Hay rubias y rubias, y hoy en día es casi una palabra que se toma en broma. Todas las rubias tienen su no sé qué, excepto tal vez las metálicas, que son tan rubias como un zulú por debajo del color claro, y en cuanto al carácter, tan suave y blando como el empedrado de la vereda. Está la rubia pequeña y agradable, que gorjea como los pájaros, y la rubia alta y estatuaria, que lo envuelve a uno en una mirada azul de hielo. Está la rubia que lo mira de arriba abajo y tiene un perfume encantador y resplandece tenuemente y se cuelga de su brazo y está siempre muy, muy cansada cuando usted la acompaña a su casa. Ella hace ese gesto de impotencia y tiene ese maldito dolor de cabeza y a usted le gustaría aporrearla, aunque esté contento de haber descubierto lo del dolor de cabeza antes de haber invertido en ella demasiado tiempo y dinero y esperanzas. Porque el dolor de cabeza siempre estará ahí, un arma que nunca deja de usarse, tan mortífera como la espada del asesino o el frasco de veneno de Lucrecia.
Está la rubia dulce y dispuesta y aficionada a la bebida, a quien no le importa lo que lleva puesto –siempre que sea visón o adónde va –siempre que sea el Starlight Roof y haya mucho champaña seco–. Está la rubia pequeña y altiva que es una verdadera compañera y quiere pagar ella su cuenta y está llena de luz de sol y de sentido común, y sabe judo y puede lanzar al aire, por arriba del hombro, al conductor de un camión, sin perderse más de una frase del editorial del Saturday Review. Está la rubia pálida, con anemia de tipo incurable, pero no fatal. Es muy lánguida y muy sombría y habla suavemente como salida de no sé dónde, y usted no le puede poner un dedo encima, en primer lugar porque no tiene ganas, y en segundo lugar porque ella está leyendo La tierra perdida o Dante en el original o Kafka o Kierkegaard, o porque estudia dialecto provenzal. Adora la música y cuando la Filarmónica de Nueva York está tocando Hindemith, ella puede decirle a usted cuál de los seis contrabajos entró un cuarto de tiempo más tarde. He oído decir que Toscanini también es capaz de ello. Eso quiere decir que son dos.

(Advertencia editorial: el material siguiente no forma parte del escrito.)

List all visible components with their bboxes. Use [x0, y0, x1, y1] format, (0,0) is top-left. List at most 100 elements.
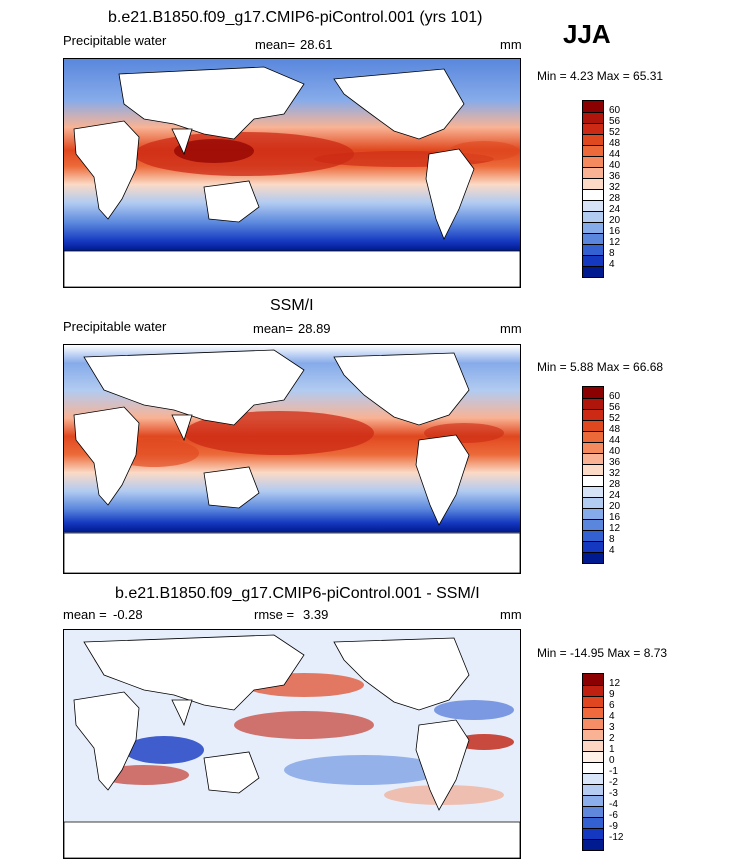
land-australia: [203, 466, 260, 509]
colorbar-swatch: [583, 751, 603, 762]
mean-label: mean=: [255, 37, 296, 52]
land-antarctica: [64, 250, 520, 287]
colorbar-model: [582, 100, 604, 278]
colorbar-swatch: [583, 729, 603, 740]
colorbar-swatch: [583, 828, 603, 839]
colorbar-swatch: [583, 387, 603, 398]
panel-title: SSM/I: [270, 297, 314, 314]
colorbar-tick-label: 40: [609, 446, 621, 457]
colorbar-tick-label: 36: [609, 171, 621, 182]
colorbar-tick-label: -4: [609, 799, 618, 810]
colorbar-tick-label: 20: [609, 501, 621, 512]
colorbar-swatch: [583, 497, 603, 508]
panel-title: b.e21.B1850.f09_g17.CMIP6-piControl.001 …: [108, 9, 483, 26]
colorbar-tick-label: -3: [609, 788, 618, 799]
land-north-america: [333, 352, 470, 426]
colorbar-tick-label: -2: [609, 777, 618, 788]
colorbar-swatch: [583, 178, 603, 189]
land-south-america: [415, 719, 470, 811]
colorbar-swatch: [583, 112, 603, 123]
colorbar-tick-label: 28: [609, 479, 621, 490]
colorbar-tick-label: 24: [609, 204, 621, 215]
colorbar-tick-label: 1: [609, 744, 615, 755]
colorbar-swatch: [583, 420, 603, 431]
colorbar-swatch: [583, 189, 603, 200]
season-label: JJA: [563, 19, 611, 49]
colorbar-tick-label: 56: [609, 402, 621, 413]
colorbar-tick-label: -6: [609, 810, 618, 821]
colorbar-tick-label: 32: [609, 468, 621, 479]
colorbar-swatch: [583, 685, 603, 696]
colorbar-tick-label: 40: [609, 160, 621, 171]
colorbar-tick-label: 2: [609, 733, 615, 744]
colorbar-swatch: [583, 530, 603, 541]
colorbar-tick-label: 3: [609, 722, 615, 733]
colorbar-tick-label: 60: [609, 391, 621, 402]
land-india: [171, 699, 193, 727]
colorbar-swatch: [583, 762, 603, 773]
colorbar-swatch: [583, 707, 603, 718]
colorbar-swatch: [583, 453, 603, 464]
colorbar-swatch: [583, 806, 603, 817]
colorbar-swatch: [583, 773, 603, 784]
colorbar-tick-label: -12: [609, 832, 624, 843]
land: [64, 349, 520, 573]
colorbar-tick-label: 0: [609, 755, 615, 766]
min-max-label: Min = 4.23 Max = 65.31: [537, 69, 664, 83]
anomaly: [284, 755, 444, 785]
colorbar-tick-label: 24: [609, 490, 621, 501]
colorbar-swatch: [583, 718, 603, 729]
colorbar-swatch: [583, 134, 603, 145]
colorbar-swatch: [583, 200, 603, 211]
colorbar-swatch: [583, 784, 603, 795]
land-south-america: [425, 148, 475, 240]
colorbar-swatch: [583, 508, 603, 519]
colorbar-tick-label: 12: [609, 523, 621, 534]
min-max-label: Min = -14.95 Max = 8.73: [537, 646, 668, 660]
colorbar-swatch: [583, 255, 603, 266]
land-india: [171, 128, 193, 156]
units-label: mm: [500, 607, 522, 622]
colorbar-swatch: [583, 244, 603, 255]
land-north-america: [333, 68, 465, 140]
colorbar-swatch: [583, 475, 603, 486]
rmse-label: rmse =: [254, 607, 295, 622]
colorbar-swatch: [583, 464, 603, 475]
colorbar-tick-label: 9: [609, 689, 615, 700]
variable-label: Precipitable water: [63, 33, 167, 48]
colorbar-tick-label: 16: [609, 226, 621, 237]
units-label: mm: [500, 321, 522, 336]
anomaly: [434, 700, 514, 720]
colorbar-swatch: [583, 795, 603, 806]
colorbar-swatch: [583, 740, 603, 751]
colorbar-tick-label: 44: [609, 435, 621, 446]
land-india: [171, 414, 193, 442]
colorbar-tick-label: 6: [609, 700, 615, 711]
colorbar-tick-label: -9: [609, 821, 618, 832]
colorbar-tick-label: 52: [609, 413, 621, 424]
mean-value: 28.61: [300, 37, 333, 52]
warm-core: [174, 139, 254, 163]
colorbar-tick-label: 48: [609, 424, 621, 435]
land-australia: [203, 180, 260, 223]
land-eurasia: [83, 634, 305, 711]
atlantic-warm: [449, 141, 519, 161]
colorbar-tick-label: 60: [609, 105, 621, 116]
colorbar-swatch: [583, 541, 603, 552]
colorbar-swatch: [583, 101, 603, 112]
land: [64, 634, 520, 858]
colorbar-swatch: [583, 233, 603, 244]
land-australia: [203, 751, 260, 794]
land-africa: [73, 691, 140, 791]
colorbar-tick-label: 32: [609, 182, 621, 193]
panel-title: b.e21.B1850.f09_g17.CMIP6-piControl.001 …: [115, 585, 480, 602]
map-ssmi-precipitable-water: [63, 344, 521, 574]
colorbar-difference: [582, 673, 604, 851]
units-label: mm: [500, 37, 522, 52]
colorbar-tick-label: 12: [609, 237, 621, 248]
colorbar-tick-label: 8: [609, 248, 615, 259]
colorbar-tick-label: 4: [609, 711, 615, 722]
land-africa: [73, 120, 140, 220]
rmse-value: 3.39: [303, 607, 329, 622]
map-difference: [63, 629, 521, 859]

Y, por último, está la muñeca maravillosa y encantadora que sobrevive a tres reyes del hampa y después se casa con un par de millonarios a un millón por cabeza y termina con una villa de color de rosa pálido en el cabo de Antibes, un coche Alfa Romeo completo con chofer y acompañante y una caballeriza de aristócratas enmohecidos a los que tratará con la atención distraída y afectuosa de un anciano duque que dice buenas noches a su criado.